Avant un concert de rock, deux jeunettes en mal de sensations
improvisent une expédition haschich dans les bas quartiers.
Elles échouent illico dans l'antre d'un grand méchant
loup, Krug, flanqué de sa bande de crapules en cavale...
Wes Craven a fait du Croquemitaine la figure centrale de son œuvre.
Après l'ignoble Krug, notre ami à barbichette de
Méphisto créera donc le célèbre et
très rentable Freddy (...Kruger !), et épaissira
encore son matelas de billets verts grâce au tueur masqué
façon Cri de Munch des trois Scream. Ces derniers
films ont aussi fait la renommée du bonhomme auprès
du grand public, hélas au prix d'une horreur diluée
dans un brouet semi-parodique. Découvrir aujourd'hui La
Dernière Maison... fait donc très, très
mal, pour peu qu'on ait été sevré aux aimables
cavalcades entre living-room et piscine de la célèbre
trilogie.
Car
les monstres de Last House... n'ont rien de figures de
carnaval, bien au contraire. Ce sont les pires ordures jamais
imaginées par Craven: Krug et ses comparses ne sont que
brutalité et appétits... Appétits de sang,
de sexe, de bouffe, que leur intelligence de bipèdes ne
sert qu'à satisfaire. Civilisées, les deux gazelles
qui tombent entre leurs griffes n'ont pas d'armes pour lutter.
Leur destin est scellé, et la suite du film est le récit
éprouvant de leur calvaire et de leur fin.
À la vue de ces horreurs, on pourrait accuser Craven de
donner dans le sordide et la violence gratuite, mais il est sage
de replacer le film dans son contexte social et historique. En
1972, les États-Unis étaient embourbés depuis
des années dans les horreurs du conflit vietnamien, et
les massacres perpétrés par les forces US soulevèrent
des vagues d'indignation et de protestation sur le sol américain.
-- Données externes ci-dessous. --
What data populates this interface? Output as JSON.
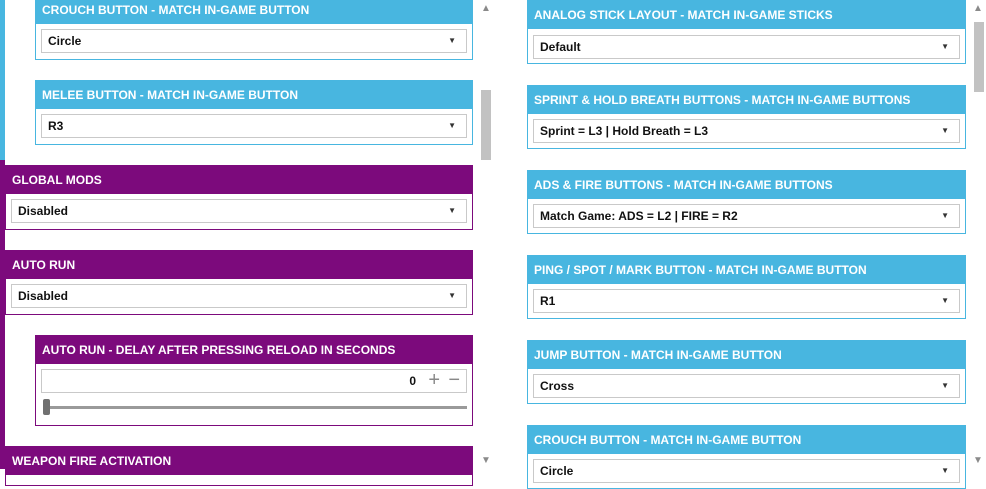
{
  "left_panel": {
    "crouch": {
      "title": "CROUCH BUTTON - MATCH IN-GAME BUTTON",
      "value": "Circle"
    },
    "melee": {
      "title": "MELEE BUTTON - MATCH IN-GAME BUTTON",
      "value": "R3"
    },
    "global_mods": {
      "title": "GLOBAL MODS",
      "value": "Disabled"
    },
    "auto_run": {
      "title": "AUTO RUN",
      "value": "Disabled"
    },
    "auto_run_delay": {
      "title": "AUTO RUN - DELAY AFTER PRESSING RELOAD IN SECONDS",
      "value": "0",
      "plus": "+",
      "minus": "−",
      "slider_fraction": 0
    },
    "weapon_fire": {
      "title": "WEAPON FIRE ACTIVATION"
    }
  },
  "right_panel": {
    "analog": {
      "title": "ANALOG STICK LAYOUT - MATCH IN-GAME STICKS",
      "value": "Default"
    },
    "sprint": {
      "title": "SPRINT & HOLD BREATH BUTTONS - MATCH IN-GAME BUTTONS",
      "value": "Sprint = L3  |  Hold Breath = L3"
    },
    "ads_fire": {
      "title": "ADS & FIRE BUTTONS - MATCH IN-GAME BUTTONS",
      "value": "Match Game: ADS = L2  |  FIRE = R2"
    },
    "ping": {
      "title": "PING / SPOT / MARK BUTTON - MATCH IN-GAME BUTTON",
      "value": "R1"
    },
    "jump": {
      "title": "JUMP BUTTON - MATCH IN-GAME BUTTON",
      "value": "Cross"
    },
    "crouch": {
      "title": "CROUCH BUTTON - MATCH IN-GAME BUTTON",
      "value": "Circle"
    }
  },
  "icons": {
    "dropdown_caret": "▼",
    "scroll_up": "▲",
    "scroll_down": "▼"
  },
  "colors": {
    "blue_header": "#48b6e0",
    "purple_header": "#7c0a7c"
  }
}
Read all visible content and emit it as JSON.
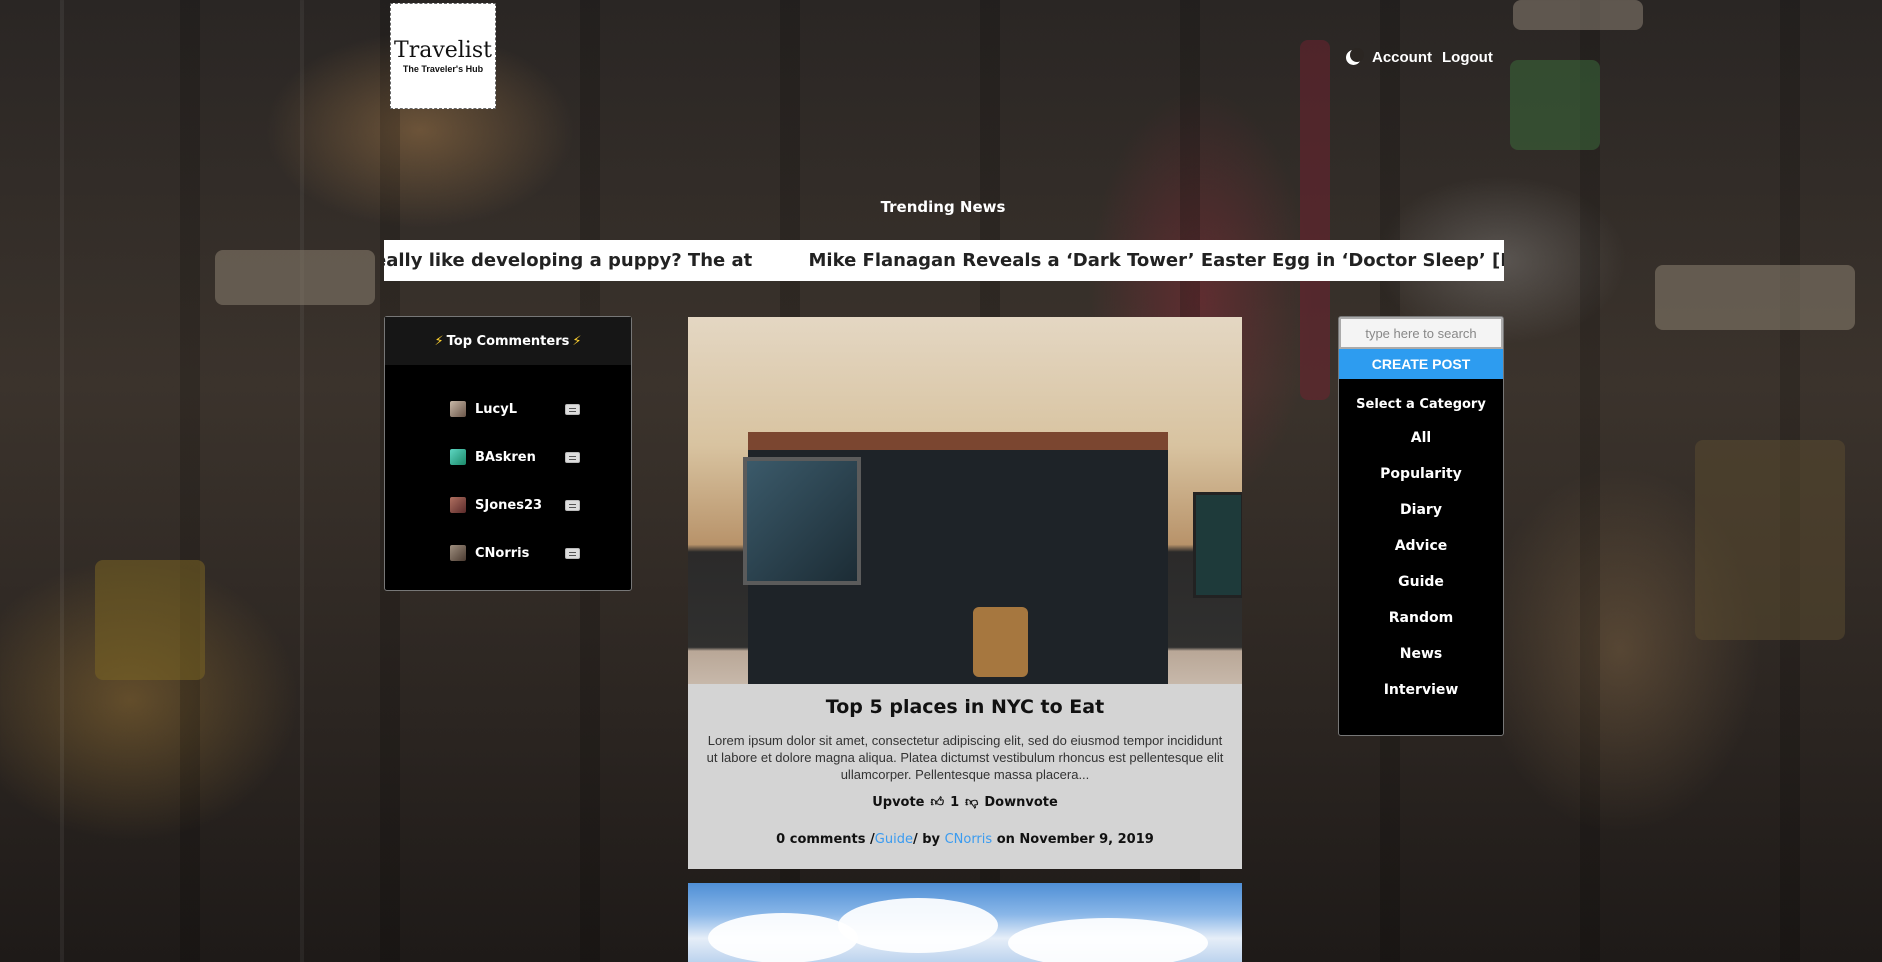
{
  "brand": {
    "title": "Travelist",
    "subtitle": "The Traveler's Hub"
  },
  "topnav": {
    "theme_icon": "moon-icon",
    "account": "Account",
    "logout": "Logout"
  },
  "trending": {
    "heading": "Trending News",
    "items": [
      "eally like developing a puppy? The at",
      "Mike Flanagan Reveals a ‘Dark Tower’ Easter Egg in ‘Doctor Sleep’ [Interview]"
    ]
  },
  "top_commenters": {
    "heading": "Top Commenters",
    "users": [
      {
        "name": "LucyL"
      },
      {
        "name": "BAskren"
      },
      {
        "name": "SJones23"
      },
      {
        "name": "CNorris"
      }
    ]
  },
  "post": {
    "title": "Top 5 places in NYC to Eat",
    "excerpt": "Lorem ipsum dolor sit amet, consectetur adipiscing elit, sed do eiusmod tempor incididunt ut labore et dolore magna aliqua. Platea dictumst vestibulum rhoncus est pellentesque elit ullamcorper. Pellentesque massa placera...",
    "upvote_label": "Upvote",
    "vote_count": "1",
    "downvote_label": "Downvote",
    "comments": "0 comments /",
    "category": "Guide",
    "by": "/ by",
    "author": "CNorris",
    "date": "on November 9, 2019"
  },
  "sidebar": {
    "search_placeholder": "type here to search",
    "create_post": "CREATE POST",
    "category_heading": "Select a Category",
    "categories": [
      "All",
      "Popularity",
      "Diary",
      "Advice",
      "Guide",
      "Random",
      "News",
      "Interview"
    ]
  },
  "colors": {
    "accent": "#2d9cf0",
    "link": "#3a9bf0",
    "bolt": "#ffd230"
  }
}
Le retour de l'homme à l'animalité et le rapport
à la barbarie furent donc au centre des préoccupations
de pas mal de jeunes cinéastes, notamment Craven, et la
morale de Last House... est sans appel: la nature de
l'homme n'est pas bonne, et, par pure volonté de nuire
ou par esprit de vengeance, n'importe quel individu est prêt
à faire une croix sur son éducation et ses principes
pour se livrer aux pires exactions.
Pour la petite histoire, sachez que ce film fut, trois ans plus
tard, l'objet d'un plagiat éhonté. Le
Train de l'Enfer (L'ultimo treno della notte,
Aldo Lado, Italie) narre ainsi les déboires de deux étudiantes
maltraitées par un duo de loubards et une complice de circonstance
(Macha Méril, toute en froideur perverse). Lado tente bien
de se justifier par un arrière-plan social à base
de lutte des classes, mais ça ne prend pas, et son métrage
n'est qu'un naveton obscène et déplaisant. Passée
l'horrible chanson du générique, miaulée
par Demis Roussos, les mélomanes apprécieront quand
même la bande originale, signée par un Ennio Morricone
aux habiles talents de recycleur (l'angoisse monte au son de l'harmonica
lancinant d'Il était une fois dans l'Ouest !).
Énorme
succès critique et public, en 1992, pour Dracula
(Bram Stoker's Dracula, USA) de Francis Ford
Coppola. Le titre original laissait entendre une adaptation
à la virgule près du roman, ce qui n'est pas le
cas: les péripéties de l'œuvre littéraire
sont respectées, mais Coppola s'est permis de relifter
Monsieur le Comte pour en faire un personnage au fort potentiel
érotique. Froid et repoussant chez Stoker, le vampire devient
ici l'incarnation du désir libre et de l'amour fou, vainqueur
des conventions sociales.
En débarquant du Demeter pour fouler le sol anglais, Dracula
fait irruption dans une société corsetée
par la morale victorienne. Les jeunes hommes sont droits et vertueux,
et les demoiselles prudes et chastes. "Jonathan et moi nous
sommes juste embrassés", reconnaît Mina face
à sa confidente Lucy. Cette dernière, qui n'est
pas avare de ses décolletés et s'amuse d'être
courtisée par trois hommes, pourrait au contraire faire
figure de débauchée, mais il n'en est rien, et elle
est aussi vierge que son amie : "Lucy, un homme et une femme
peuvent-ils vraiment faire cela ?", s'enquiert Mina à
la vue d'une page du Kama-Sutra. "Je l'ai fait moi-même
la nuit dernière... dans mes rêves !", avoue
la donzelle dans un éclat de rire.
Les
discussions privées des jeunes femmes (elles ne parlent
que de "ça") et la présence d'un ouvrage
licencieux sur le bureau de Mina (au demeurant institutrice, et
donc vecteur de la morale sociale) indiquent pourtant que le vernis
des convenances est fragile et prêt à s'écailler.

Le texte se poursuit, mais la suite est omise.